Gelächter auf der Leinwand und im Publikum, dann wieder Rascheln, Gluckern, Zigarettenglimmen.
Hans K ( in einem heruntergekommenen Karren alleine sitzend, in schäbigen, altmodischen Klamotten ein altes Stück Brot kauend):
"Abrr i varrstä´s. I varrstä´s!"
Folge 3 023 881 131:
Die Erde. Wir schreiben das Jahr 2327 nach Christi offizieller Geburt. Es herrscht das große Zeitalter der Brettspiele unter der Regentschaft von Weltkanzler Bornemann. Man spielt alles nur brettspielmögliche: Spiele auf Holz- oder auf Plastikbrettern, Avantgarde-Spiele auf Aluminiumbrettern, Spiele auf Stofftüchern, Spiele mit Hütchen, Spiele mit bunt bemalten Steinchen oder mit blinkenden Klötzchen. Die Mannigfaltigkeit dieser blühenden Brettspielkultur ist nicht mehr zu überschauen.
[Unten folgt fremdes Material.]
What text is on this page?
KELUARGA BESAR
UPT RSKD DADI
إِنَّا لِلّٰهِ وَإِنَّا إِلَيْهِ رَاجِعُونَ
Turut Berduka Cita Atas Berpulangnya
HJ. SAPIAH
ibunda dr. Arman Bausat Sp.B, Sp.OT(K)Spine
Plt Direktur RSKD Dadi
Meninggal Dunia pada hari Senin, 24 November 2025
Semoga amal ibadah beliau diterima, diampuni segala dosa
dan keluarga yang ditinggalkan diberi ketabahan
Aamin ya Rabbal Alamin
Und auch die Raumfahrt erhält ihren Teil vom üppigen Kuchen. Zwei Münchner Objektkünstler und Brettspieldesigner entwickeln ein Space-Brett, ein Spielbrett, das in der Schwerelosigkeit schwebt, das man von zwei Seiten gleichzeitig bespielen kann und das sich mit lustigen bunten Schnüren an den Wänden befestigen lässt.
Folge 3 365 877 437:
"Computer, gehe auf Diskettenlaufwerk A."
"Drrrt. D-d-d-drrt. Dis-ket-ten-lau-fwerk A!"
"Gehe auf Datei Verteidigungssystem."
"d-d-d-d-d-d-drrrrrt. Datei Ve-tei-di-gungs-sys-tem nicht gefunden."
"Mein Gott, geht das nicht schneller. Die kommen immer näher!"
"Halt`s Maul, Paul! Halt`s Maul!! Wir brauchen jede Sekunde für den Scheißcomputer! Schau lieber, dass wir nicht in den Mars knallen!"
"Schon gut.. Entfernung 2000 Kilometer."
"Computer, gehe auf Datei Ver-tei-di-gungs-sys-tem!"